OPERA - CONSTRUCTION

By Ken Martin



OPERA IS HERE: ...in the form of Trinity Lyric Opera Company, a jewel in the crown that is our Center for the Performing Arts. Patty and I attended their first offering, Aaron Copland’s “The Tender Land”.


According to Executive Director Alan Thayer, all four performances were well attended. It was a good production with simple but clever sets and costumes. The singers, with the exception of the mezzo-soprano whose voice wouldn’t reach over the sounds of the over-sized (35 pieces – much too big for the venue) orchestra, were very good but really didn’t have much to work with musically. Most notable were the soprano and the bass. Copland’s music is very uneven and unmelodic and had none of the flowing arias that are usually expected of operatic productions. I didn’t find myself humming any of the music the next day. Even so, I am looking forward to future productions.


Maybe it is my imagination, but I kept finding similarities between the story line here and the movie, “Picnic” (William Holden & Kim Novak). Coincidentally, “The Tender Land” is 1952 vintage and “Picnic” came out in 1955.


Still in all, it was a good evening’s entertainment and the audience was enthusiastic. Alan Thayer tells me that they will be doing some of the more familiar classic operas next season.
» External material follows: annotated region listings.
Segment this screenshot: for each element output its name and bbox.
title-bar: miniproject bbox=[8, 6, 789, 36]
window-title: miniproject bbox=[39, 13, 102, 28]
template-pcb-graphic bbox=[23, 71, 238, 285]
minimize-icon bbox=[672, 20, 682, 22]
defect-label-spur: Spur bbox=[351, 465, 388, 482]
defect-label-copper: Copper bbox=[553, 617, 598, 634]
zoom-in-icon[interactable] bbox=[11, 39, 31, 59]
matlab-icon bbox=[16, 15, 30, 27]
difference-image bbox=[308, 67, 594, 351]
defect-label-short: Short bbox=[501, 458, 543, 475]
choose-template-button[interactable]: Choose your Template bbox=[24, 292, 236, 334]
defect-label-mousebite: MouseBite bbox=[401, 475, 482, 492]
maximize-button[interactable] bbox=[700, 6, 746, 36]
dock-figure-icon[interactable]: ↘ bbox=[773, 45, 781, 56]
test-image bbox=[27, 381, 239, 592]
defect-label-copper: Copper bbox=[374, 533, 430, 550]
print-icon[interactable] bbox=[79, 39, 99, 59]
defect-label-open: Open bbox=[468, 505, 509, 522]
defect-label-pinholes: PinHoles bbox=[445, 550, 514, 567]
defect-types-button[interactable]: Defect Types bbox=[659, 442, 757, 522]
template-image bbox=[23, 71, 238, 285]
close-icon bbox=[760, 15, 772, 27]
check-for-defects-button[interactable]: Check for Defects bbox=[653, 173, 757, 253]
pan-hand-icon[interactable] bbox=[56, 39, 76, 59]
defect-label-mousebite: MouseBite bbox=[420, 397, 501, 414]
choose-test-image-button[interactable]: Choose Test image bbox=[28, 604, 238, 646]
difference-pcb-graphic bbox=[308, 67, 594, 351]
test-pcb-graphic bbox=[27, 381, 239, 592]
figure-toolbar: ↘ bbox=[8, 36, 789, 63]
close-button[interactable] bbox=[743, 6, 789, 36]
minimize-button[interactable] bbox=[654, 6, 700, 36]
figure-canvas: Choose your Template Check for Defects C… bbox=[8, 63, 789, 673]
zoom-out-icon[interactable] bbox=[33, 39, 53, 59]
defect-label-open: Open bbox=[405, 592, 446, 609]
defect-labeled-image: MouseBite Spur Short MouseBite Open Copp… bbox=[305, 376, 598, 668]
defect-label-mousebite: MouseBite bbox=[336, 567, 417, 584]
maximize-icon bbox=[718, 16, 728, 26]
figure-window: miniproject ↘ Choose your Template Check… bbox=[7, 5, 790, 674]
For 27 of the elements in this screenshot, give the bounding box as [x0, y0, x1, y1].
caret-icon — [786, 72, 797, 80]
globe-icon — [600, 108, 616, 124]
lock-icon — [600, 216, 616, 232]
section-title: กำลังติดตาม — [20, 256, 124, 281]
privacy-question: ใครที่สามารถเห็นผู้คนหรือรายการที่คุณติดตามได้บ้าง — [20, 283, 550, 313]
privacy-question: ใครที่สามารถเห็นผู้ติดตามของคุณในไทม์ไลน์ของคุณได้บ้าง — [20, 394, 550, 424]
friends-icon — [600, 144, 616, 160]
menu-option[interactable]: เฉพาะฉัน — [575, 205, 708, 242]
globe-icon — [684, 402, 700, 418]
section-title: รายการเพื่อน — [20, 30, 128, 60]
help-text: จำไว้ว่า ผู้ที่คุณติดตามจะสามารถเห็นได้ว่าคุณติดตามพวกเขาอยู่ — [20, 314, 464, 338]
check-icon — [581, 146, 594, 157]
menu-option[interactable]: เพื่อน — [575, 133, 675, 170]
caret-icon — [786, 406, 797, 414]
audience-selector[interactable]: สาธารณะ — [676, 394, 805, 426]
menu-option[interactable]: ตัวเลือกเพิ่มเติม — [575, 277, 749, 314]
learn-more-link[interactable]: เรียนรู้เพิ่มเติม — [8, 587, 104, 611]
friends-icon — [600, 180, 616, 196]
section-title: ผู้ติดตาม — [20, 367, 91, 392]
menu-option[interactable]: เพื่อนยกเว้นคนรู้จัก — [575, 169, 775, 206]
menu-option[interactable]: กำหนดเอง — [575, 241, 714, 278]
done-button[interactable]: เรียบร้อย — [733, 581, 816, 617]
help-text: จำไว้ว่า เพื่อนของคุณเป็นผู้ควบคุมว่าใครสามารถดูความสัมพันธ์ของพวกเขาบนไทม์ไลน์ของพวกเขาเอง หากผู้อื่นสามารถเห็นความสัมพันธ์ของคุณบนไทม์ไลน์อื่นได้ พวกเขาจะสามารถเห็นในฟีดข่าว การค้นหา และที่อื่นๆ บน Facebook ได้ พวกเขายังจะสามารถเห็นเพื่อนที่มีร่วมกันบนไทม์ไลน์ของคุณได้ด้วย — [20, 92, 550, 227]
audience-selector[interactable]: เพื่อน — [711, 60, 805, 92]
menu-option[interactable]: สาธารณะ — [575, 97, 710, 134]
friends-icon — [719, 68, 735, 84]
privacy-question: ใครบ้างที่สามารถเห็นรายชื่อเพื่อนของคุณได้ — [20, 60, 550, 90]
Stayed tuned!


RIGHT ON, KATHLEEN!: It’s about time somebody spoke out on the subject of jamming construction into every little nook and cranny of unused property in CV. Kathleen Childs hit the proverbial nail exactly on the head in her letter to the Forum (July 25). I hope it will encourage other citizens to raise their voices.


When are we going to wake up? All this building is overtaxing our schools, our energy availability, our water supply, our roads and our general quality of life. Who gains from all this? The county gets their taxes and fees, the developers get their profits and what do we, the residents, get – diminished quality of life! Certainly progress requires that a reasonable amount of construction will take place, but a lot of what is going on seems to be overkill and is destructive to our neighborhoods.


Example: Forest Avenue used to be one of the nicest streets on the valley. It was lined with large attractive pieces of property (some still exist). Now, with the jamming of apartment buildings in between single family dwellings, it has lost much of its former beauty. The street is parked up solid with the cars of the apartment residents and the apartment houses themselves don’t add much to the aesthetics of the street, especially the new three-story monolith at the end of Omega Avenue. And this is happening on more of our local streets.


MAC, the Planning Commission, and our Supervisors need to take a close look at what they are supporting here. Are they spoiling Castro Valley by approving all this? Progress needs to be tempered by common sense and concern for its effect on our community. When will we finally say, “Enough is enough!” Hopefully it will be before we reach total melt down of our neighbourhoods.